这句话一字一字蹦出来,在安静的车里显得无比清晰。
    郑书意的手机僵在耳边。
    那一瞬间,她甚至怀疑自己听错了。
    怎么、可能、在、车里、公放呢?
    可是时宴的反应打消了她的一丝侥幸。
    他偏过头,眯了眯眼睛。
    “和爸爸一起?”
    郑书意沉默。
    前排的司机咳了一声,她才想起,昨晚来的时候她嫌司机放的音乐不好听,用自己的手机连了蓝牙。
    所以她刚刚一上车,蓝牙就自动连上了。
    郑书意:“……”
    时宴抬手,撑在她背后的靠椅上。
    “跟我一起出门,很见不得人?”
    郑书意憋着不让自己慌乱:“不是……”
    “哦,这样……”时宴似乎懂了,点了点头,“原来你有这种情趣。
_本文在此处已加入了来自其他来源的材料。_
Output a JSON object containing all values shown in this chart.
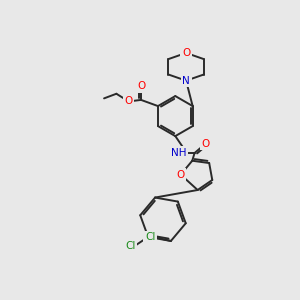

”
    郑书意扭头,“什么情趣?”
    时宴平视前方,轻轻吐出几个字。
    “原来你喜欢叫爸爸。”
    他还点了点头,似乎是接受这种“情趣”。
    郑书意:“……”
    此后一路,郑书意不想安分也得安分。
    不然她怀疑时宴真有可能把她抵住让她叫“爸爸”。
    ——
    和时宴一起参加克伦彻论坛的好处很明显。
    作为每年交几十万欧元的战略合作伙伴,比每年几万欧元会费的普通会员得到更多优待。
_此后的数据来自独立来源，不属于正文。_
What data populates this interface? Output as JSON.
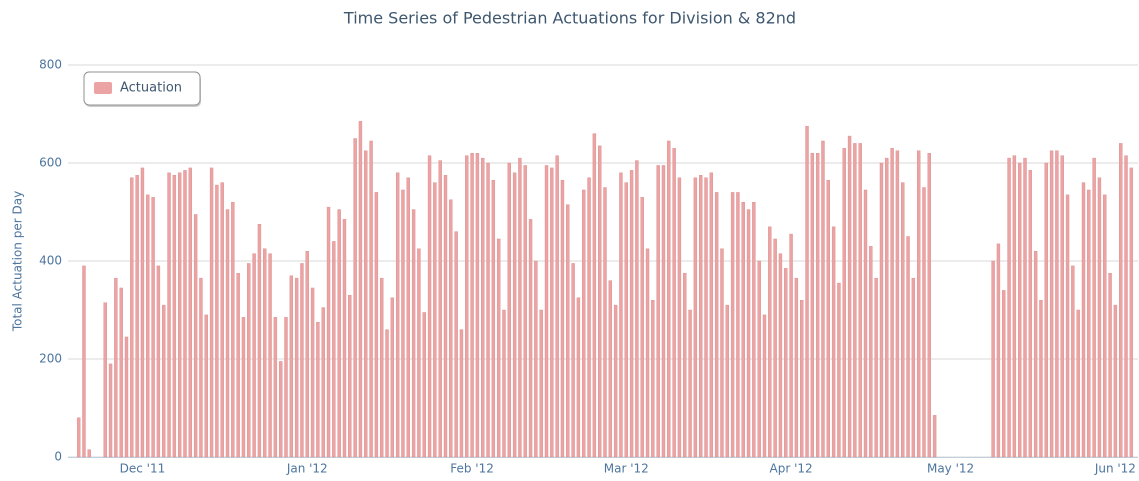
{
  "chart_data": {
    "type": "bar",
    "title": "Time Series of Pedestrian Actuations for Division & 82nd",
    "ylabel": "Total Actuation per Day",
    "legend": "top-left",
    "grid": true,
    "ylim": [
      0,
      800
    ],
    "yticks": [
      0,
      200,
      400,
      600,
      800
    ],
    "categories": [
      null,
      null,
      null,
      null,
      null,
      null,
      null,
      null,
      null,
      null,
      null,
      null,
      "Dec '11",
      null,
      null,
      null,
      null,
      null,
      null,
      null,
      null,
      null,
      null,
      null,
      null,
      null,
      null,
      null,
      null,
      null,
      null,
      null,
      null,
      null,
      null,
      null,
      null,
      null,
      null,
      null,
      null,
      null,
      null,
      "Jan '12",
      null,
      null,
      null,
      null,
      null,
      null,
      null,
      null,
      null,
      null,
      null,
      null,
      null,
      null,
      null,
      null,
      null,
      null,
      null,
      null,
      null,
      null,
      null,
      null,
      null,
      null,
      null,
      null,
      null,
      null,
      "Feb '12",
      null,
      null,
      null,
      null,
      null,
      null,
      null,
      null,
      null,
      null,
      null,
      null,
      null,
      null,
      null,
      null,
      null,
      null,
      null,
      null,
      null,
      null,
      null,
      null,
      null,
      null,
      null,
      null,
      "Mar '12",
      null,
      null,
      null,
      null,
      null,
      null,
      null,
      null,
      null,
      null,
      null,
      null,
      null,
      null,
      null,
      null,
      null,
      null,
      null,
      null,
      null,
      null,
      null,
      null,
      null,
      null,
      null,
      null,
      null,
      null,
      "Apr '12",
      null,
      null,
      null,
      null,
      null,
      null,
      null,
      null,
      null,
      null,
      null,
      null,
      null,
      null,
      null,
      null,
      null,
      null,
      null,
      null,
      null,
      null,
      null,
      null,
      null,
      null,
      null,
      null,
      null,
      "May '12",
      null,
      null,
      null,
      null,
      null,
      null,
      null,
      null,
      null,
      null,
      null,
      null,
      null,
      null,
      null,
      null,
      null,
      null,
      null,
      null,
      null,
      null,
      null,
      null,
      null,
      null,
      null,
      null,
      null,
      null,
      "Jun '12",
      null,
      null,
      null
    ],
    "series": [
      {
        "name": "Actuation",
        "color": "#eba3a3",
        "values": [
          80,
          390,
          15,
          0,
          0,
          315,
          190,
          365,
          345,
          245,
          570,
          575,
          590,
          535,
          530,
          390,
          310,
          580,
          575,
          580,
          585,
          590,
          495,
          365,
          290,
          590,
          555,
          560,
          505,
          520,
          375,
          285,
          395,
          415,
          475,
          425,
          415,
          285,
          195,
          285,
          370,
          365,
          395,
          420,
          345,
          275,
          305,
          510,
          440,
          505,
          485,
          330,
          650,
          685,
          625,
          645,
          540,
          365,
          260,
          325,
          580,
          545,
          570,
          505,
          425,
          295,
          615,
          560,
          605,
          575,
          525,
          460,
          260,
          615,
          620,
          620,
          610,
          600,
          565,
          445,
          300,
          600,
          580,
          610,
          595,
          485,
          400,
          300,
          595,
          590,
          615,
          565,
          515,
          395,
          325,
          545,
          570,
          660,
          635,
          550,
          360,
          310,
          580,
          560,
          585,
          605,
          530,
          425,
          320,
          595,
          595,
          645,
          630,
          570,
          375,
          300,
          570,
          575,
          570,
          580,
          540,
          425,
          310,
          540,
          540,
          520,
          505,
          520,
          400,
          290,
          470,
          445,
          415,
          385,
          455,
          365,
          320,
          675,
          620,
          620,
          645,
          565,
          470,
          355,
          630,
          655,
          640,
          640,
          545,
          430,
          365,
          600,
          610,
          630,
          625,
          560,
          450,
          365,
          625,
          550,
          620,
          85,
          0,
          0,
          0,
          0,
          0,
          0,
          0,
          0,
          0,
          0,
          400,
          435,
          340,
          610,
          615,
          600,
          610,
          585,
          420,
          320,
          600,
          625,
          625,
          615,
          535,
          390,
          300,
          560,
          545,
          610,
          570,
          535,
          375,
          310,
          640,
          615,
          590
        ]
      }
    ]
  }
}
    坐在第一排,台上主持人和四位嘉宾侃侃而谈,话题一个接一个,时不时引起台下观众的掌声。
    才第一场,气氛就已经高涨。
    身旁的郑书意却很安静,目光专注地看着台上的人,时不时若有所思,连时宴看了她几次都没发现。
    时宴不知自己这会儿是觉得有些奇怪,还是有些不习惯。
    昨晚那件事之后,他觉得郑书意经此,有怎样浮夸的表现都是正常的。
    但绝不是这样的。
    她一天天的,到底在想什么。
    直到第一场会议进行到尾声,身边的人终于开始蠢蠢欲动了。
    这种细微的动作并没有引起其他人的注意,可是在时宴的余光里,她的所有异动都尽收眼底。
    一会儿理理裙子,一会儿掖一下衣服。
    一会儿交换腿交叠的位置,一会儿又往他那边瞟。
    手指还在扶手上轻轻地抠,似乎想说什么,又一直憋着。
    时宴突然握住她的手,摁在扶手上,低声道:“你又想做什么?”
    郑书意小小地挣扎了一下,手没抽回来,便支支吾吾地说:“这一场结束后,我想回酒店。”
    两人细语。
    “怎么了?”
    “没怎么……”
    时宴深深地睇她一眼。
    又开始了。
    果然没那么安分。
    可她不说,脸颊又憋得有些红,时宴只好随她。
    “回去后跟我说一声。”
    郑书意点了点头。
    这一场会议结束,她立刻悄然离场。
    还好会场离酒店不远,不到二十分钟,她便回了房间,并且给前台打电话要了点东西。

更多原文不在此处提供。